The emergence of widespread political violence would not be an engagement started by the Left, to be clear. Right-wing militants have been politically violent for well over a decade now in this country. They have shot protestors dead on American streets; They have attempted to kidnap Michigan Governor Gretchen Whitmer; They stormed the Capitol; And detailed investigative reporting shows the depth of this violent movement. In an understanding that this will continue, perhaps now even aided by the Federal government, that table in the corner of the tent is rejecting the call for socially palatable forms of resistance. To them, this is existential.
Violence is a last resort: the extant option when diplomacy has crumbled. It is never to be endorsed. But it is, perhaps, to be understood in its pragmatism and utility. Violence is outside of the norms of any society, and yet its specter upholds them. Its actors are similarly outside of society, and yet they quickly become heroes in the right circles or under the right conditions. Consider the outcry of support for Luigi Mangione, which would have been difficult to imagine a decade ago.
Such societal regression is harrowing, but it is a somber consequence of the oppression the people face. James Baldwin’s words are perhaps useful here: “If a society permits one portion of its citizenry to be menaced or destroyed, then, very soon, no one in that society is safe. The forces thus released in the people can never be held in check, but run their devouring course, destroying the very foundations which it was imagined they would save.” This is the natural progression of a society that wages violence against its citizenry. In sweeping the homeless camps; In clubbing protestors on the streets; In denying healthcare claims for the sick; In penalizing the poor for the benefit of the wealthy. Eventually, I fear, violence begets.
Where the non-violent actor believes in appealing to the state’s better nature, those preparing for violence believe that the fascist state cannot be compelled. To them, it must be forced. Into overplaying its hand, squeezing too hard, and breaking its ranks. From there, they argue, new political opportunities emerge to be seized upon by the people. In their Machiavellian view, the ends justify the means and if government is to be by the people, political leaders should fear the populace.
Such a strategy is daunting: if not for the unmetered suffering it may deliver, then for the unpredictability wrenched into its concatenation. Day by day, it feels as if our societal stride increasingly synchronizes with our heated pulse. The consequences could be horrific. So much could go so wrong. Death to loved ones and strangers, and to allies and foes will strangle our souls. But political violence is also here already, lurking around the corner. It haunts our collective hopes and dreams.

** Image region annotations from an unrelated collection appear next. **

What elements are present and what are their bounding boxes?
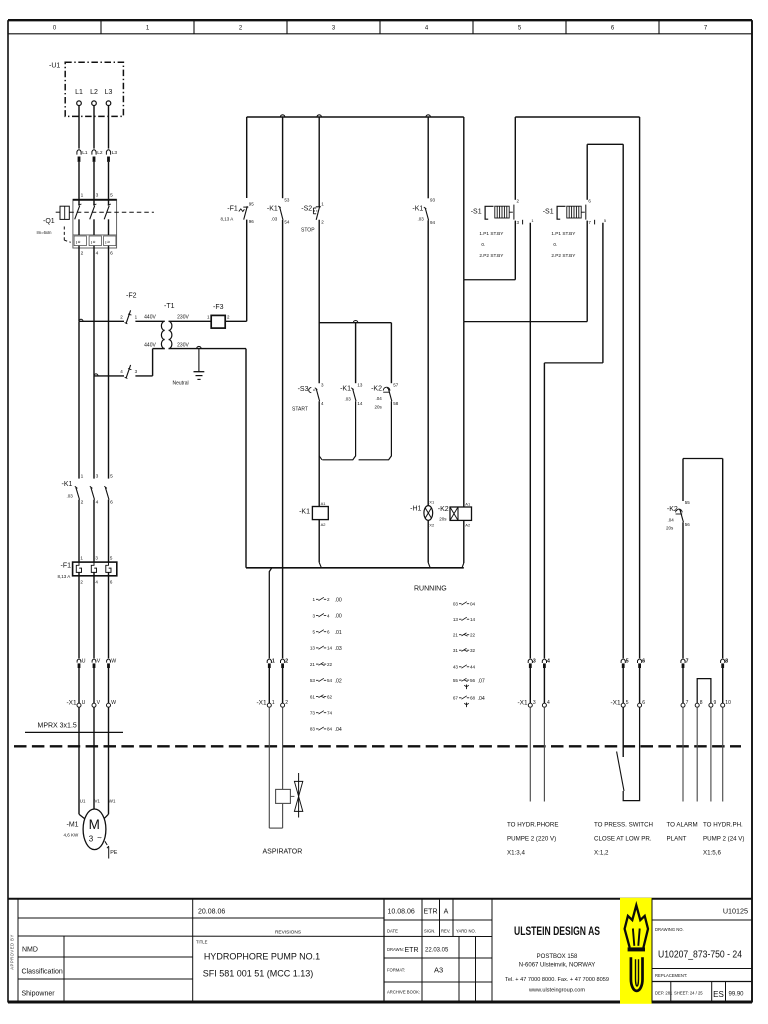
svg-text:TO PRESS. SWITCH: TO PRESS. SWITCH: [594, 822, 653, 829]
svg-text:.03: .03: [271, 217, 278, 222]
svg-text:5: 5: [312, 630, 315, 635]
svg-text:61: 61: [310, 694, 316, 699]
svg-text:-X1: -X1: [257, 700, 268, 707]
svg-text:L1: L1: [82, 150, 88, 156]
svg-text:Im=6xIn: Im=6xIn: [37, 230, 53, 235]
svg-text:44: 44: [470, 665, 476, 670]
svg-text:0.: 0.: [553, 242, 557, 247]
svg-text:X1: X1: [429, 500, 435, 505]
svg-text:STOP: STOP: [301, 228, 315, 234]
svg-text:.03: .03: [418, 217, 425, 222]
svg-text:SIGN.: SIGN.: [424, 929, 435, 934]
svg-text:3: 3: [533, 700, 536, 706]
svg-text:32: 32: [470, 648, 476, 653]
svg-text:4: 4: [547, 700, 550, 706]
svg-text:13: 13: [310, 646, 316, 651]
svg-text:ETR: ETR: [424, 909, 438, 916]
svg-text:96: 96: [249, 219, 255, 224]
svg-text:2: 2: [285, 659, 288, 665]
svg-text:2: 2: [81, 251, 84, 257]
svg-text:V1: V1: [95, 799, 101, 804]
svg-text:»: »: [78, 240, 81, 246]
svg-text:230V: 230V: [177, 315, 189, 321]
svg-text:4: 4: [547, 659, 550, 665]
svg-text:.02: .02: [335, 679, 342, 685]
svg-text:FORMAT:: FORMAT:: [387, 968, 405, 973]
svg-text:10.08.06: 10.08.06: [388, 909, 415, 916]
svg-text:-F1: -F1: [227, 206, 238, 213]
svg-text:POSTBOX 158: POSTBOX 158: [537, 954, 578, 960]
svg-text:Classification: Classification: [22, 969, 63, 976]
svg-text:-K2: -K2: [667, 506, 678, 513]
svg-text:13: 13: [357, 382, 363, 387]
svg-text:A: A: [444, 909, 449, 916]
svg-text:ASPIRATOR: ASPIRATOR: [263, 849, 303, 856]
svg-text:TITLE: TITLE: [196, 940, 208, 945]
svg-text:DRAWING NO.: DRAWING NO.: [655, 927, 684, 932]
svg-text:ULSTEIN DESIGN AS: ULSTEIN DESIGN AS: [514, 926, 600, 938]
svg-text:.04: .04: [668, 518, 675, 523]
svg-text:53: 53: [284, 197, 290, 202]
svg-text:.04: .04: [478, 696, 485, 702]
svg-text:»: »: [107, 240, 110, 246]
svg-text:4,6 KW: 4,6 KW: [64, 833, 80, 838]
svg-text:U10207_873-750 - 24: U10207_873-750 - 24: [658, 950, 742, 961]
svg-text:2.P2 ST.BY: 2.P2 ST.BY: [479, 253, 504, 258]
svg-text:TO ALARM: TO ALARM: [667, 822, 698, 829]
svg-text:1: 1: [312, 597, 315, 602]
svg-text:.00: .00: [335, 614, 342, 620]
svg-text:-K1: -K1: [412, 206, 423, 213]
svg-text:14: 14: [357, 401, 363, 406]
svg-text:-K1: -K1: [299, 509, 310, 516]
svg-text:TO HYDR.PHORE: TO HYDR.PHORE: [507, 822, 558, 829]
svg-text:L1: L1: [75, 89, 83, 96]
svg-text:Tel. + 47 7000 8000. Fax. + 4: Tel. + 47 7000 8000. Fax. + 47 7000 8059: [505, 977, 609, 983]
svg-text:-K2: -K2: [438, 506, 449, 513]
svg-text:5: 5: [110, 193, 113, 199]
svg-text:-K2: -K2: [371, 386, 382, 393]
svg-text:DRAWN:: DRAWN:: [387, 947, 404, 952]
svg-text:V: V: [97, 659, 101, 665]
svg-text:»: »: [93, 240, 96, 246]
svg-text:1: 1: [272, 659, 275, 665]
svg-text:-S2: -S2: [301, 206, 312, 213]
svg-text:3: 3: [312, 613, 315, 618]
svg-text:PLANT: PLANT: [667, 836, 687, 843]
svg-text:L3: L3: [112, 150, 118, 156]
svg-text:8: 8: [725, 659, 728, 665]
svg-text:56: 56: [470, 678, 476, 683]
svg-text:A1: A1: [465, 502, 471, 507]
svg-text:1: 1: [81, 193, 84, 199]
svg-text:.03: .03: [67, 494, 74, 499]
svg-text:22.03.05: 22.03.05: [425, 948, 449, 954]
svg-text:-X1: -X1: [67, 700, 78, 707]
svg-text:7: 7: [686, 700, 689, 706]
svg-text:68: 68: [470, 696, 476, 701]
svg-text:20s: 20s: [375, 405, 383, 410]
svg-text:-F2: -F2: [126, 293, 137, 300]
svg-text:8,13 A: 8,13 A: [221, 217, 234, 222]
svg-text:V: V: [97, 700, 101, 706]
svg-text:21: 21: [453, 633, 459, 638]
svg-text:1: 1: [272, 700, 275, 706]
svg-text:SFI 581 001 51 (MCC 1.13): SFI 581 001 51 (MCC 1.13): [203, 969, 314, 979]
svg-text:HYDROPHORE PUMP NO.1: HYDROPHORE PUMP NO.1: [204, 952, 320, 962]
svg-text:.03: .03: [345, 397, 352, 402]
svg-text:X1:3,4: X1:3,4: [507, 850, 525, 857]
svg-text:U1: U1: [80, 799, 86, 804]
svg-text:SHEET: 24 / 25: SHEET: 24 / 25: [674, 991, 703, 996]
svg-text:U10125: U10125: [723, 907, 748, 916]
svg-text:20s: 20s: [439, 516, 447, 521]
svg-text:-K1: -K1: [340, 386, 351, 393]
svg-text:W: W: [111, 659, 116, 665]
svg-text:A2: A2: [465, 523, 471, 528]
svg-text:.03: .03: [335, 646, 342, 652]
svg-text:ETR: ETR: [405, 947, 419, 954]
svg-text:-S1: -S1: [543, 209, 554, 216]
svg-text:-S1: -S1: [471, 209, 482, 216]
svg-text:13: 13: [453, 617, 459, 622]
svg-text:W: W: [111, 700, 116, 706]
svg-text:A2: A2: [321, 522, 327, 527]
svg-text:ARCHIVE BOOK:: ARCHIVE BOOK:: [387, 990, 420, 995]
svg-text:57: 57: [393, 382, 399, 387]
svg-text:8: 8: [700, 700, 703, 706]
svg-text:74: 74: [327, 711, 333, 716]
svg-text:31: 31: [453, 648, 459, 653]
svg-text:1: 1: [81, 474, 84, 480]
svg-text:58: 58: [393, 401, 399, 406]
svg-text:55: 55: [685, 500, 691, 505]
svg-text:A1: A1: [321, 501, 327, 506]
svg-text:21: 21: [310, 662, 316, 667]
svg-text:U: U: [82, 700, 86, 706]
svg-text:3: 3: [96, 193, 99, 199]
svg-text:-M1: -M1: [67, 822, 79, 829]
svg-text:RUNNING: RUNNING: [414, 586, 447, 593]
svg-text:-K1: -K1: [267, 206, 278, 213]
svg-text:3: 3: [533, 659, 536, 665]
svg-text:.04: .04: [376, 396, 383, 401]
svg-text:03: 03: [453, 602, 459, 607]
svg-text:W1: W1: [109, 799, 116, 804]
svg-text:M: M: [89, 817, 100, 832]
svg-text:X:1,2: X:1,2: [594, 850, 609, 857]
svg-text:.00: .00: [335, 598, 342, 604]
svg-text:DEP. 281: DEP. 281: [655, 991, 673, 996]
svg-text:REPLACEMENT:: REPLACEMENT:: [655, 973, 687, 978]
svg-text:67: 67: [453, 696, 459, 701]
svg-text:56: 56: [685, 522, 691, 527]
svg-text:0.: 0.: [481, 242, 485, 247]
svg-text:6: 6: [110, 500, 113, 506]
svg-text:-Q1: -Q1: [43, 218, 55, 225]
svg-text:L2: L2: [97, 150, 103, 156]
svg-text:-K1: -K1: [62, 481, 73, 488]
svg-text:14: 14: [327, 646, 333, 651]
svg-text:8,13 A: 8,13 A: [58, 574, 71, 579]
svg-text:3: 3: [89, 835, 94, 844]
svg-text:X1:5,6: X1:5,6: [703, 850, 721, 857]
svg-text:www.ulsteingroup.com: www.ulsteingroup.com: [528, 988, 585, 994]
svg-text:START: START: [292, 407, 308, 413]
svg-text:DATE: DATE: [387, 929, 398, 934]
svg-text:.07: .07: [478, 678, 485, 684]
svg-text:99.90: 99.90: [729, 992, 745, 998]
svg-text:22: 22: [470, 633, 476, 638]
svg-text:54: 54: [327, 678, 333, 683]
svg-text:TO HYDR.PH.: TO HYDR.PH.: [703, 822, 743, 829]
svg-text:-H1: -H1: [410, 506, 421, 513]
svg-text:6: 6: [327, 630, 330, 635]
svg-text:-X1: -X1: [611, 700, 622, 707]
svg-text:CLOSE AT LOW PR.: CLOSE AT LOW PR.: [594, 836, 652, 843]
svg-text:U: U: [82, 659, 86, 665]
svg-text:4: 4: [96, 251, 99, 257]
svg-text:440V: 440V: [144, 315, 156, 321]
svg-text:N-6067 Ulsteinvik, NORWAY: N-6067 Ulsteinvik, NORWAY: [519, 963, 596, 969]
svg-text:PUMPE 2 (220 V): PUMPE 2 (220 V): [507, 836, 556, 843]
svg-text:APPROVED BY: APPROVED BY: [10, 934, 15, 970]
svg-text:440V: 440V: [144, 343, 156, 349]
svg-text:55: 55: [453, 678, 459, 683]
svg-text:6: 6: [642, 700, 645, 706]
svg-text:-S3: -S3: [298, 386, 309, 393]
svg-text:MPRX 3x1.5: MPRX 3x1.5: [38, 723, 77, 730]
svg-text:14: 14: [470, 617, 476, 622]
svg-text:20s: 20s: [666, 526, 674, 531]
svg-text:43: 43: [453, 665, 459, 670]
svg-text:2: 2: [327, 597, 330, 602]
svg-text:84: 84: [327, 727, 333, 732]
svg-text:2.P2 ST.BY: 2.P2 ST.BY: [551, 253, 576, 258]
svg-text:94: 94: [430, 220, 436, 225]
svg-text:Shipowner: Shipowner: [22, 991, 56, 998]
svg-text:PUMP 2 (24 V): PUMP 2 (24 V): [703, 836, 745, 843]
svg-text:4: 4: [327, 613, 330, 618]
svg-text:Neutral: Neutral: [173, 381, 189, 387]
svg-text:L3: L3: [105, 89, 113, 96]
svg-text:10: 10: [725, 700, 731, 706]
svg-text:7: 7: [686, 659, 689, 665]
svg-text:95: 95: [249, 202, 255, 207]
svg-text:5: 5: [626, 659, 629, 665]
svg-text:.04: .04: [335, 727, 342, 733]
svg-text:NMD: NMD: [22, 947, 38, 954]
svg-text:-U1: -U1: [49, 63, 60, 70]
svg-text:62: 62: [327, 694, 333, 699]
svg-text:A3: A3: [434, 966, 443, 975]
svg-text:-X1: -X1: [518, 700, 529, 707]
svg-text:53: 53: [310, 678, 316, 683]
svg-text:-T1: -T1: [164, 303, 175, 310]
svg-text:~: ~: [97, 834, 102, 843]
svg-text:6: 6: [642, 659, 645, 665]
svg-text:YARD NO.: YARD NO.: [456, 929, 476, 934]
svg-text:-F3: -F3: [213, 304, 224, 311]
svg-text:REV.: REV.: [441, 929, 450, 934]
svg-text:1.P1 ST.BY: 1.P1 ST.BY: [479, 231, 504, 236]
svg-text:2: 2: [81, 500, 84, 506]
svg-text:2: 2: [285, 700, 288, 706]
svg-text:04: 04: [470, 602, 476, 607]
svg-text:54: 54: [284, 220, 290, 225]
svg-text:L2: L2: [90, 89, 98, 96]
svg-text:230V: 230V: [177, 343, 189, 349]
svg-text:93: 93: [430, 198, 436, 203]
svg-text:6: 6: [110, 251, 113, 257]
svg-text:73: 73: [310, 711, 316, 716]
svg-text:.01: .01: [335, 630, 342, 636]
svg-text:ES: ES: [713, 990, 724, 999]
svg-text:-F1: -F1: [61, 563, 72, 570]
svg-text:REVISIONS: REVISIONS: [275, 930, 301, 936]
svg-text:9: 9: [714, 700, 717, 706]
svg-text:X2: X2: [429, 523, 435, 528]
svg-text:1.P1 ST.BY: 1.P1 ST.BY: [551, 231, 576, 236]
svg-text:83: 83: [310, 727, 316, 732]
svg-text:20.08.06: 20.08.06: [198, 909, 225, 916]
svg-text:PE: PE: [110, 850, 118, 856]
svg-text:5: 5: [626, 700, 629, 706]
svg-text:22: 22: [327, 662, 333, 667]
svg-text:5: 5: [110, 474, 113, 480]
svg-text:3: 3: [96, 474, 99, 480]
svg-text:4: 4: [96, 500, 99, 506]
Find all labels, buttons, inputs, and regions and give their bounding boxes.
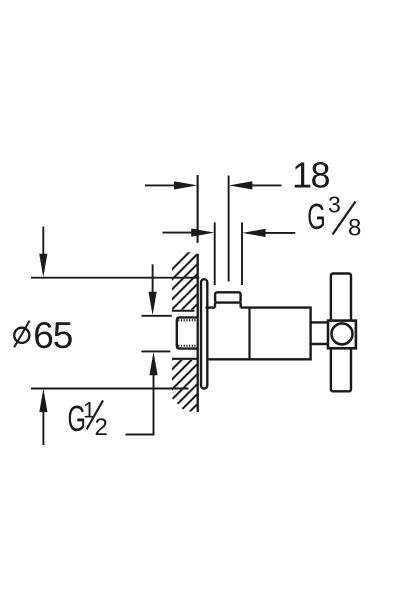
- flange (wall rosette, side view): [201, 279, 207, 388]
- handle cross bar: [331, 274, 351, 392]
- G3/8-dim left extension line: [214, 222, 216, 285]
- 18-dim right extension line (spigot axis): [228, 176, 230, 282]
- dim 18 right arrow: [229, 181, 282, 189]
- dia65 lower extension line: [31, 388, 189, 390]
- wall surface line (also 18-dim left extension): [197, 175, 199, 243]
- handle hub: [328, 321, 356, 349]
- svg-text:3: 3: [328, 192, 341, 218]
- svg-text:18: 18: [292, 155, 330, 196]
- valve stem bottom line: [311, 343, 329, 345]
- G1/2 dim upper short line: [142, 315, 172, 317]
- valve stem top line: [311, 321, 329, 323]
- label G1/2: [68, 398, 108, 442]
- wall recess bottom edge: [172, 358, 198, 360]
- G1/2 dim up arrow with leader to label: [126, 352, 158, 435]
- G1/2 dim lower short line: [141, 350, 170, 352]
- valve body top line right of spigot: [241, 306, 311, 308]
- svg-text:8: 8: [348, 215, 361, 242]
- valve body bottom line: [207, 358, 311, 360]
- dia65 bottom arrow: [39, 389, 47, 445]
- dim G3/8 right arrow: [242, 229, 295, 237]
- svg-text:65: 65: [33, 315, 73, 356]
- wall recess top edge: [172, 310, 195, 312]
- handle hub circle: [332, 323, 353, 344]
- dia65 upper extension line: [31, 277, 199, 279]
- dim G3/8 left arrow: [163, 229, 215, 237]
- G1/2 threaded inlet tail: [177, 317, 198, 348]
- wall hatch upper patch: [172, 252, 197, 310]
- label G3/8: [307, 192, 361, 242]
- G3/8 spigot neck sides: [214, 303, 216, 308]
- dim 18 left arrow: [145, 181, 197, 189]
- wall hatch lower patch: [172, 360, 197, 412]
- valve body top line left of spigot: [206, 306, 216, 308]
- label dia65: [14, 315, 73, 356]
- svg-text:2: 2: [95, 414, 108, 441]
- valve body right edge: [309, 306, 311, 360]
- G1/2 dim down arrow: [149, 264, 157, 315]
- G3/8 spigot cap: [215, 292, 241, 302]
- valve body section divider: [248, 308, 250, 360]
- G3/8-dim right extension line: [241, 222, 243, 285]
- svg-text:G: G: [307, 197, 325, 237]
- dia65 top arrow: [39, 227, 47, 278]
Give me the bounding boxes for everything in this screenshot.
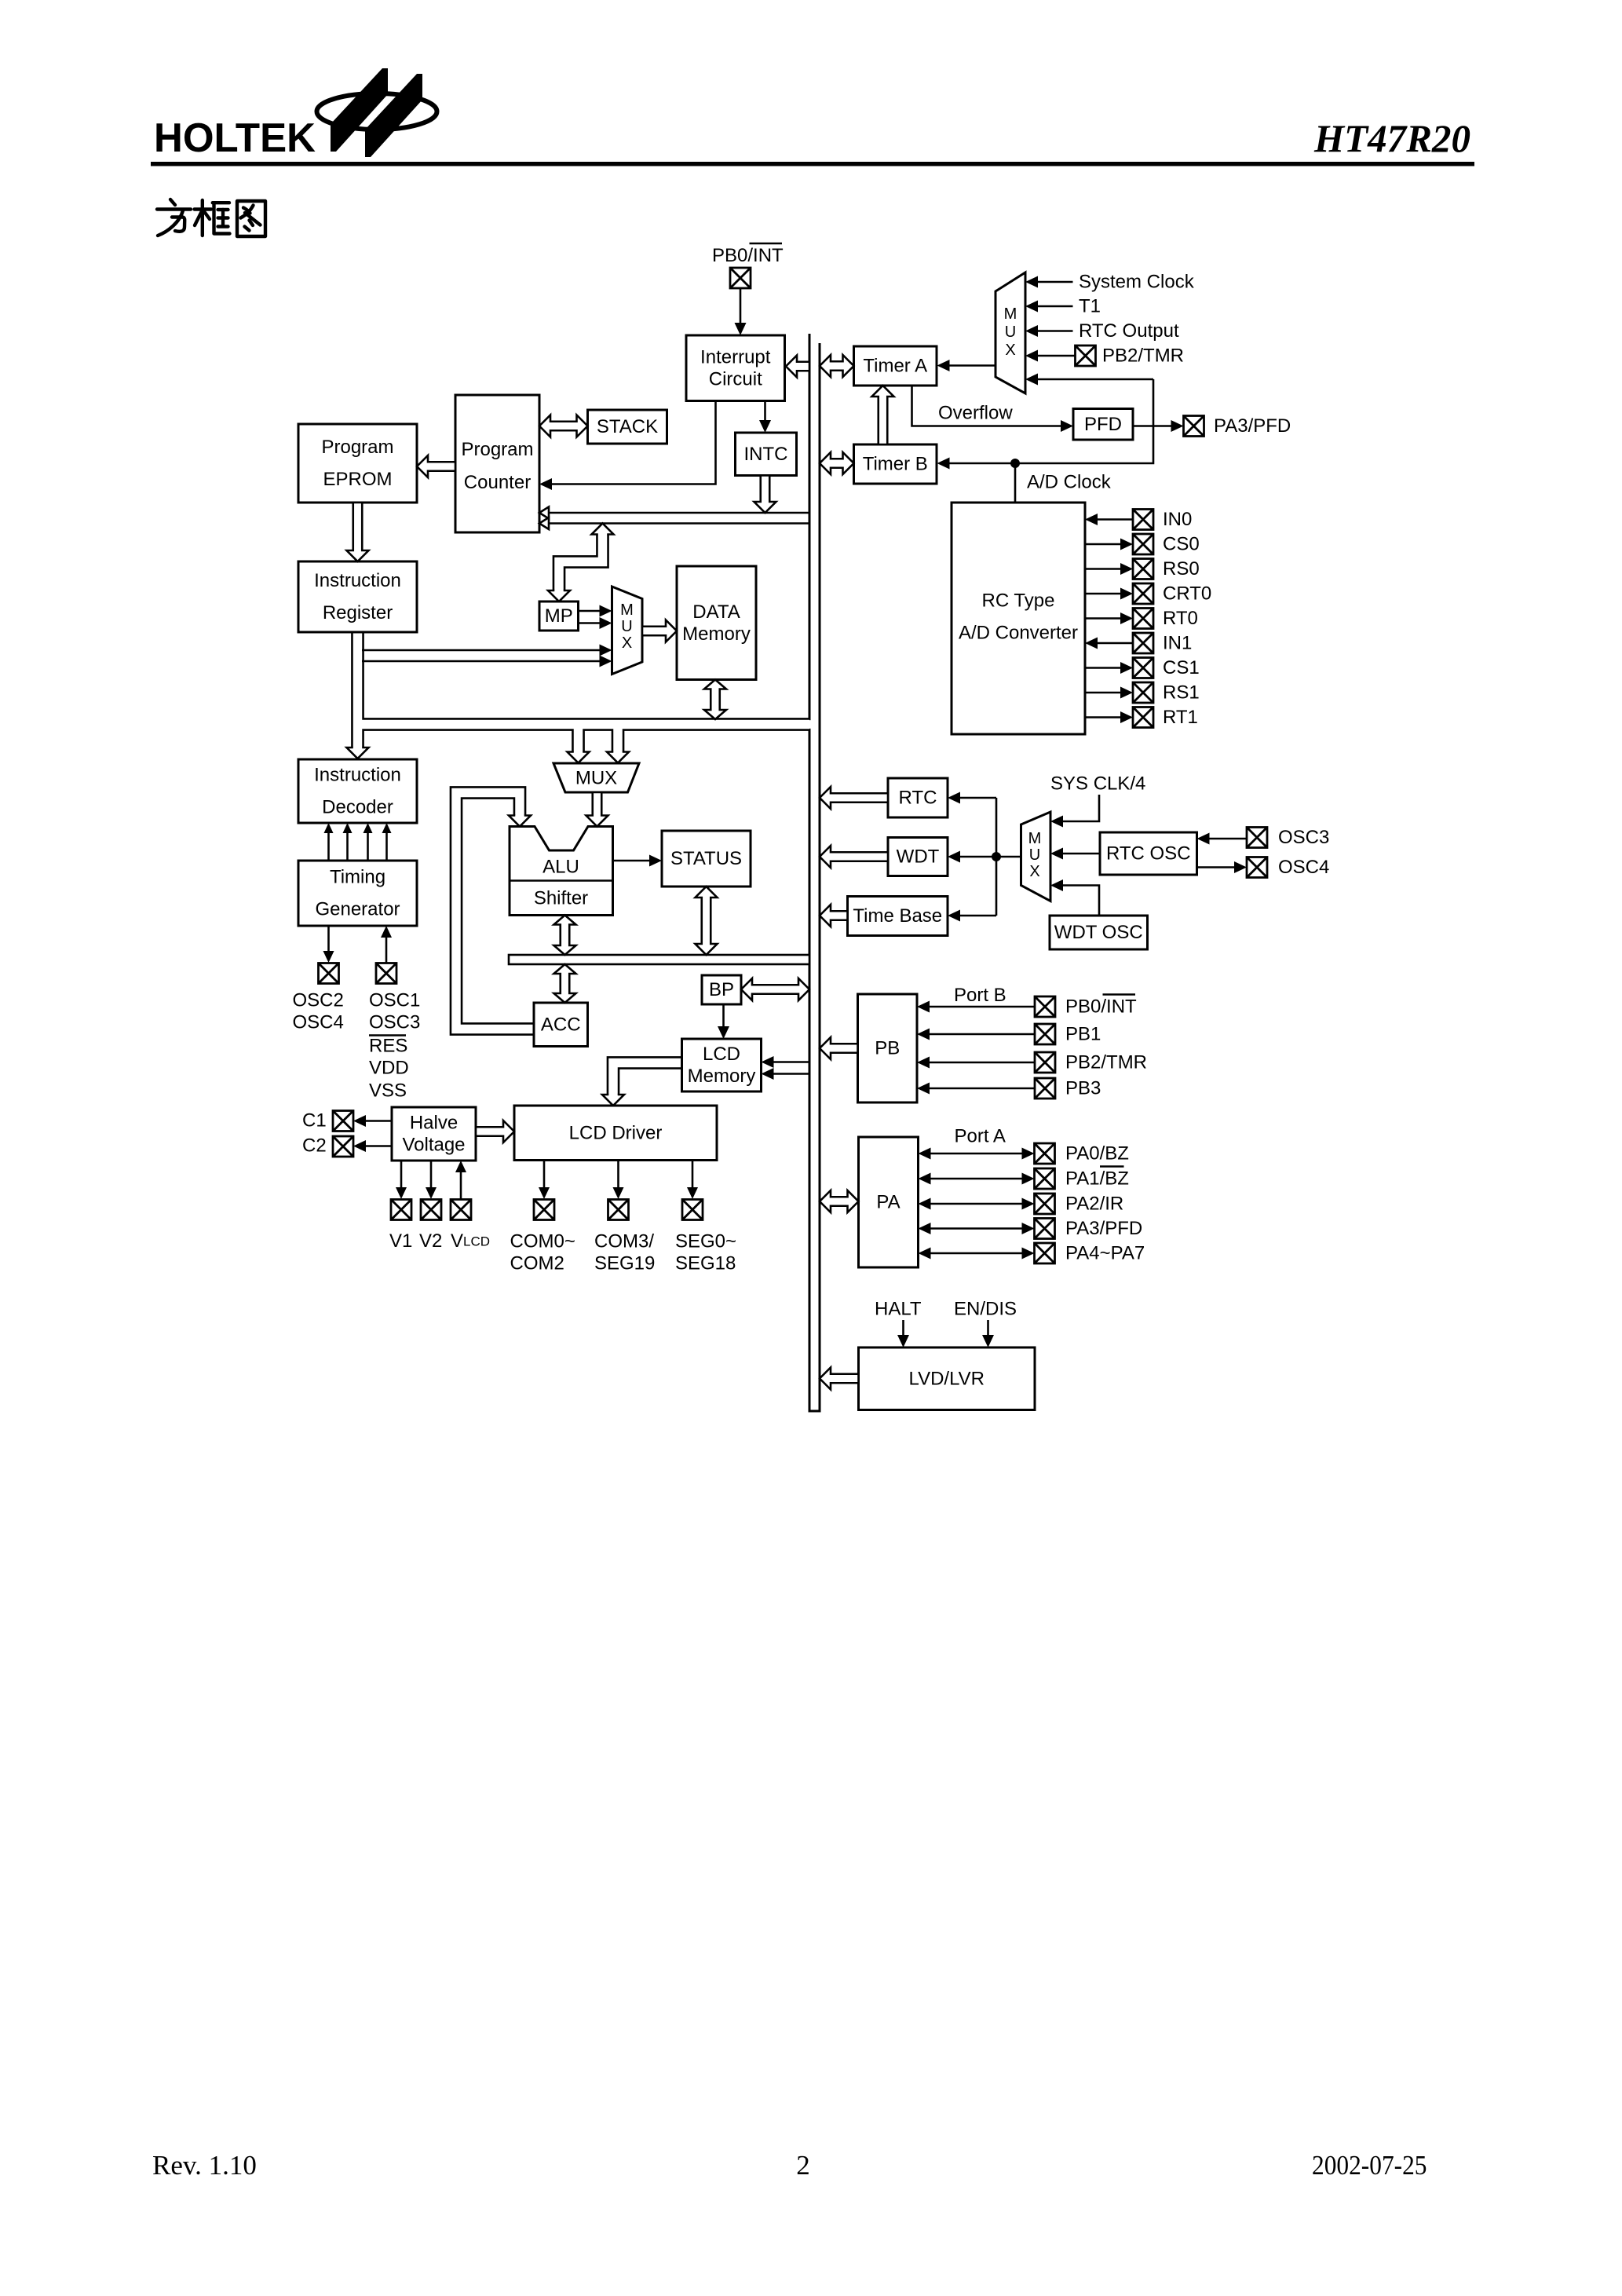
wire clock to Time Base — [948, 910, 996, 922]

It is clear to me that some meaningful part of the American Left feels its back against the wall and only one way out. As fascist oppression roots itself in our society, this unnerving sense will only aggrandize among the people. Then, if checks and balances fail and civil disobedience is aggressively put down by the state as looks entirely possible, it only reifies the priors of this growing sect. To uphold the morals, the norms, and the principles so many believe in, little recourse may remain against fascism save for that feared specter.
Violence is never a desirable outcome, but I hold no certain premonition to tell this table flatly that they are beyond reason in such opaque times.